Gegen den Staatsterror haben sich Jugendliche in mehreren Städten bewaffnet, die Bevölkerung beginnt dort, Selbstorganisationen aufzubauen. Truppenteile traten zu den Demonstranten über. Kampfflugzeugpiloten widersetzten sich Angriffsbefehlen und flohen nach Malta. Regierungsgebäude in der Hauptstadt Tripolis wurden gestürmt, der Justizminister trat aus Protest gegen das Blutbad zurück. Scheichs von bisher loyalen Wüstenstämmen kündigten Gaddafi die Gefolgschaft.

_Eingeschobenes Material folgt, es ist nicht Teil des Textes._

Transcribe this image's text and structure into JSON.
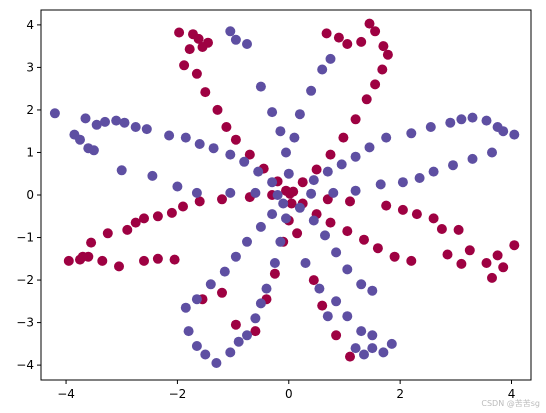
{
  "watermark": "CSDN @苦苦sg",
  "chart_data": {
    "type": "scatter",
    "title": "",
    "xlabel": "",
    "ylabel": "",
    "xlim": [
      -4.45,
      4.35
    ],
    "ylim": [
      -4.35,
      4.35
    ],
    "xticks": [
      -4,
      -2,
      0,
      2,
      4
    ],
    "yticks": [
      -4,
      -3,
      -2,
      -1,
      0,
      1,
      2,
      3,
      4
    ],
    "grid": false,
    "legend": "none",
    "series": [
      {
        "color": "#9e0142",
        "points": [
          [
            -1.97,
            3.82
          ],
          [
            -1.72,
            3.78
          ],
          [
            -1.62,
            3.67
          ],
          [
            -1.45,
            3.58
          ],
          [
            -1.55,
            3.48
          ],
          [
            -1.78,
            3.43
          ],
          [
            -1.88,
            3.05
          ],
          [
            -1.65,
            2.85
          ],
          [
            -1.5,
            2.42
          ],
          [
            -1.28,
            2.0
          ],
          [
            -1.12,
            1.6
          ],
          [
            -0.95,
            1.3
          ],
          [
            -0.7,
            0.95
          ],
          [
            -0.45,
            0.62
          ],
          [
            -0.2,
            0.32
          ],
          [
            -0.05,
            0.1
          ],
          [
            0.02,
            0.03
          ],
          [
            0.68,
            3.8
          ],
          [
            0.9,
            3.7
          ],
          [
            1.05,
            3.55
          ],
          [
            1.3,
            3.6
          ],
          [
            1.45,
            4.03
          ],
          [
            1.55,
            3.85
          ],
          [
            1.7,
            3.5
          ],
          [
            1.78,
            3.3
          ],
          [
            1.68,
            2.95
          ],
          [
            1.55,
            2.6
          ],
          [
            1.4,
            2.25
          ],
          [
            1.2,
            1.78
          ],
          [
            0.98,
            1.35
          ],
          [
            0.75,
            0.95
          ],
          [
            0.5,
            0.6
          ],
          [
            0.25,
            0.3
          ],
          [
            0.08,
            0.08
          ],
          [
            -3.75,
            -1.52
          ],
          [
            -3.95,
            -1.55
          ],
          [
            -3.6,
            -1.45
          ],
          [
            -3.55,
            -1.12
          ],
          [
            -3.7,
            -1.45
          ],
          [
            -3.35,
            -1.55
          ],
          [
            -3.25,
            -0.9
          ],
          [
            -3.05,
            -1.68
          ],
          [
            -2.9,
            -0.82
          ],
          [
            -2.75,
            -0.65
          ],
          [
            -2.6,
            -0.55
          ],
          [
            -2.35,
            -0.5
          ],
          [
            -2.1,
            -0.42
          ],
          [
            -1.9,
            -0.27
          ],
          [
            -2.6,
            -1.55
          ],
          [
            -2.35,
            -1.5
          ],
          [
            -2.05,
            -1.52
          ],
          [
            -1.6,
            -0.15
          ],
          [
            -1.2,
            -0.1
          ],
          [
            -0.7,
            -0.05
          ],
          [
            -0.3,
            0.0
          ],
          [
            4.05,
            -1.18
          ],
          [
            3.85,
            -1.7
          ],
          [
            3.65,
            -1.95
          ],
          [
            3.55,
            -1.6
          ],
          [
            3.75,
            -1.42
          ],
          [
            3.25,
            -1.3
          ],
          [
            3.1,
            -1.62
          ],
          [
            2.85,
            -1.4
          ],
          [
            3.05,
            -0.82
          ],
          [
            2.75,
            -0.8
          ],
          [
            2.6,
            -0.55
          ],
          [
            2.3,
            -0.45
          ],
          [
            2.05,
            -0.35
          ],
          [
            1.75,
            -0.25
          ],
          [
            2.2,
            -1.55
          ],
          [
            1.9,
            -1.45
          ],
          [
            1.6,
            -1.25
          ],
          [
            1.35,
            -1.05
          ],
          [
            1.05,
            -0.85
          ],
          [
            0.75,
            -0.65
          ],
          [
            0.5,
            -0.45
          ],
          [
            0.25,
            -0.2
          ],
          [
            1.1,
            -0.15
          ],
          [
            0.7,
            -0.1
          ],
          [
            -1.55,
            -2.45
          ],
          [
            -1.2,
            -2.3
          ],
          [
            -0.95,
            -3.05
          ],
          [
            -0.6,
            -3.2
          ],
          [
            -0.4,
            -2.45
          ],
          [
            -0.25,
            -1.85
          ],
          [
            -0.1,
            -1.1
          ],
          [
            0.0,
            -0.6
          ],
          [
            0.05,
            -0.2
          ],
          [
            0.15,
            -0.9
          ],
          [
            1.1,
            -3.8
          ],
          [
            0.85,
            -3.3
          ],
          [
            0.6,
            -2.6
          ],
          [
            0.45,
            -2.0
          ]
        ]
      },
      {
        "color": "#5e4fa2",
        "points": [
          [
            -4.2,
            1.92
          ],
          [
            -3.85,
            1.42
          ],
          [
            -3.75,
            1.3
          ],
          [
            -3.6,
            1.1
          ],
          [
            -3.5,
            1.05
          ],
          [
            -3.65,
            1.8
          ],
          [
            -3.45,
            1.65
          ],
          [
            -3.3,
            1.72
          ],
          [
            -3.1,
            1.75
          ],
          [
            -2.95,
            1.7
          ],
          [
            -2.75,
            1.6
          ],
          [
            -2.55,
            1.55
          ],
          [
            -2.15,
            1.4
          ],
          [
            -1.85,
            1.35
          ],
          [
            -1.6,
            1.2
          ],
          [
            -1.35,
            1.1
          ],
          [
            -1.05,
            0.95
          ],
          [
            -0.8,
            0.78
          ],
          [
            -0.55,
            0.55
          ],
          [
            -0.3,
            0.3
          ],
          [
            -3.0,
            0.58
          ],
          [
            -2.45,
            0.45
          ],
          [
            -2.0,
            0.2
          ],
          [
            -1.65,
            0.05
          ],
          [
            -1.05,
            0.05
          ],
          [
            -0.6,
            0.05
          ],
          [
            -0.2,
            0.0
          ],
          [
            4.05,
            1.42
          ],
          [
            3.85,
            1.5
          ],
          [
            3.75,
            1.6
          ],
          [
            3.55,
            1.75
          ],
          [
            3.3,
            1.82
          ],
          [
            3.1,
            1.78
          ],
          [
            2.9,
            1.7
          ],
          [
            2.55,
            1.6
          ],
          [
            2.2,
            1.45
          ],
          [
            1.75,
            1.35
          ],
          [
            1.45,
            1.12
          ],
          [
            1.2,
            0.9
          ],
          [
            0.95,
            0.72
          ],
          [
            0.7,
            0.55
          ],
          [
            0.45,
            0.35
          ],
          [
            3.65,
            1.0
          ],
          [
            3.3,
            0.85
          ],
          [
            2.95,
            0.7
          ],
          [
            2.6,
            0.55
          ],
          [
            2.35,
            0.4
          ],
          [
            2.05,
            0.3
          ],
          [
            1.65,
            0.25
          ],
          [
            1.2,
            0.1
          ],
          [
            0.8,
            0.05
          ],
          [
            0.4,
            0.03
          ],
          [
            -1.05,
            3.85
          ],
          [
            -0.95,
            3.65
          ],
          [
            -0.75,
            3.55
          ],
          [
            -0.5,
            2.55
          ],
          [
            -0.3,
            1.95
          ],
          [
            -0.15,
            1.5
          ],
          [
            -0.05,
            1.0
          ],
          [
            0.0,
            0.5
          ],
          [
            0.1,
            1.35
          ],
          [
            0.2,
            1.9
          ],
          [
            0.4,
            2.45
          ],
          [
            0.6,
            2.95
          ],
          [
            0.75,
            3.2
          ],
          [
            -1.8,
            -3.2
          ],
          [
            -1.65,
            -3.55
          ],
          [
            -1.5,
            -3.75
          ],
          [
            -1.3,
            -3.95
          ],
          [
            -1.05,
            -3.7
          ],
          [
            -0.9,
            -3.45
          ],
          [
            -0.75,
            -3.3
          ],
          [
            -1.85,
            -2.65
          ],
          [
            -1.65,
            -2.45
          ],
          [
            -1.4,
            -2.1
          ],
          [
            -1.15,
            -1.8
          ],
          [
            -0.95,
            -1.45
          ],
          [
            -0.75,
            -1.1
          ],
          [
            -0.5,
            -0.75
          ],
          [
            -0.3,
            -0.45
          ],
          [
            -0.1,
            -0.2
          ],
          [
            -0.6,
            -2.9
          ],
          [
            -0.5,
            -2.55
          ],
          [
            -0.4,
            -2.2
          ],
          [
            -0.25,
            -1.6
          ],
          [
            -0.15,
            -1.1
          ],
          [
            -0.05,
            -0.55
          ],
          [
            1.2,
            -3.6
          ],
          [
            1.35,
            -3.75
          ],
          [
            1.5,
            -3.6
          ],
          [
            1.7,
            -3.7
          ],
          [
            1.85,
            -3.5
          ],
          [
            1.5,
            -3.3
          ],
          [
            1.3,
            -3.2
          ],
          [
            1.05,
            -2.85
          ],
          [
            0.85,
            -2.5
          ],
          [
            1.5,
            -2.25
          ],
          [
            1.3,
            -2.1
          ],
          [
            1.05,
            -1.75
          ],
          [
            0.85,
            -1.35
          ],
          [
            0.65,
            -0.95
          ],
          [
            0.45,
            -0.6
          ],
          [
            0.2,
            -0.3
          ],
          [
            0.3,
            -1.6
          ],
          [
            0.55,
            -2.2
          ],
          [
            0.7,
            -2.85
          ]
        ]
      }
    ]
  }
}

„Schluss mit dem Massaker!“ wird weltweit auf Solidaritätsdemonstrationen, vor libyschen Botschaften usw. gefordert. Empörend ist die abermalige Heuchelei der imperialistischen Regierungen der USA und EU, die nun ein „Ende der Gewalt“ fordern. Dabei ist Libyen ein Musterbeispiel imperialistischer Politik, die über Leichen geht. Als Gaddafi in den 1970er Jahren die Ölindustrie verstaatlichte und sich mit dem Kampf des palästinensischen Volkes solidarisierte, wurde Libyen von der UNO mit Sanktionen und Wirtschaftsboykott belegt. Dann ließ sich Gaddafi kaufen. Er machte unter anderem mit deutschen Konzernen wie Wintershall (BASF), der RWE-Tochter Dea, Siemens und BilfingerBerger Geschäfte. Als er den Aggressionskrieg der USA gegen Afghanistan als „Akt der Selbstverteidigung der USA“ rechtfertigte, wurde Gaddafi von der Terroristenliste des Westens gestrichen. Er wurde ein willkommener Partner, über dessen Folterpraktiken man generös hinweggesehen hat. Für all die guten Gesten erklärte sich Gaddafi im Gegenzug bereit, mit einem militärisch abgesicherten Grenzzaun gegen Flüchtlinge aus Afrika nach Europa vorzugehen.
Die scharfe Unterdrückung im Land ließ es bisher kaum zu, dass revolutionäre und marxistisch-leninistische Kräfte sich verankern. Mit der länderübergreifenden revolutionären Gärung in Nordafrika und der Nahostregion sind jetzt die Bedingungen dafür wesentlich verbessert. Die in der ICOR („Internationale Koordinierung revolutionärer Parteien und Organisationen“) zusammengeschlossenen Organisationen werden alles tun, mit revolutionären Kräften in diesen Ländern zusammenzuarbeiten, von ihrem mutigen Kampf zu lernen und sie dabei zu unterstützen, sich in dieser Situation zu stärken. Dafür setzt sich die MLPD mit ihrer Internationalismus-Arbeit und als Mitglied der ICOR ein.